Opened the power list, put them into hotkeys (surprisingly few of them), queued up and headed into a STF… and did TERRIBLY. Died all the time. I SUCKED at carrier! I realized halfway through that I had forgotten to assign bridge officers to their bridge stations. I was running the whole ship myself. Poorly.
The other people in the group were kind enough not to say anything, or perhaps didn’t notice how often I died. Afterward, I assigned the officers, went back to Qo’noS and got them trained appropriately, got some good quality weapons off the Exchange, learned important lessons about keeping as far as possible from the fight, and did a couple more Pi Canis missions for practice… then I returned to STFs and started kicking Borg butt in space. Started outfitting the carrier in more Borg gear, too.
So that’s Krontar: the Terror in Space. I could queue for ground missions, but why bother? Space is so much more fun.
Now, I’ve never really felt like I contribute as much as I can with Tipa in her Nebula. I love that ship to death, but it draws aggro it can’t tank. But as a ground mission healer, she rocks. I’ve been doing ground task forces with her. Might even start the elite ones, which give a better chance for the base of rare faction stuff you almost never see.
She’s been doffing, too. You get different kinds of duty officer missions depending where you are. If you’re in Borg space, you get a lot of missions trying to grab some Borg tech, for instance. If you’re in Earth Spacedock, you get a lot of diplomatic and recruitment missions. Plus you can always check out the duty roster and get people running your level 5 diagnostics while the ship is idling in space dock.
Not a lot of stuff for Tipa, really, though I did design her a Christmas outfit. It’s always winter on Andoria, after all.
I’ve done a couple missions with T’pral, my Vulcan engineer, but mostly, she’s my doffer. She’s low enough level that the experience from each successfull doff mission is pretty significant; she made the last couple levels of Lieutenant without much trouble at all, and is now two levels into Lieutenant Commander. Almost all SHE does is hang around the Captain’s quarters clicking on doff assignments and taking a trip into Q’s Winter Wonderland once a day to try for a Jem’Hadar fighter… which would at least make for a more interesting setting for doff clicking.
Vulcans live for a long time. No need to rush around “leveling”.
Star Trek Online has always been a fairly quick game; you could always log in, race around zapping stuff in a ground mission or battle stuff in space in a way that puts other space battle MMOs to shame with how good it is, then log out in half an hour. STO has added queuing for special task forces, hourly events that give extra rewards for completion (including special event-only task forces and fleet actions as well as other races and mini-games).
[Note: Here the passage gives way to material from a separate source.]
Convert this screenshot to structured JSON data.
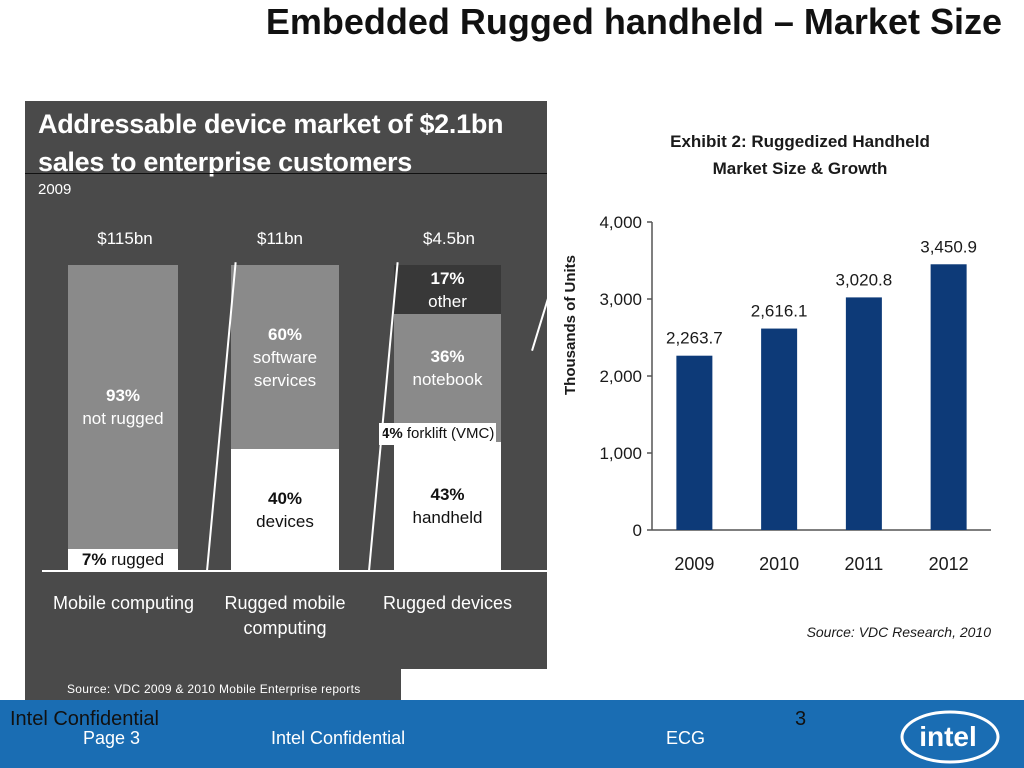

Doffing gives you something you can do even if you only have five minutes. You can even spend a few energy credits to warp right to quest starters from anywhere in the universe, in case you don’t have time to fly there.
It’s the perfect casual space-based MMO. I’ve seen a few MMOs go free to play, and I think STO has hit upon a pretty good formula. Make no mistake; they want you to spend money; but there’s plenty of free things to do and most of them have gotten a lot more fun.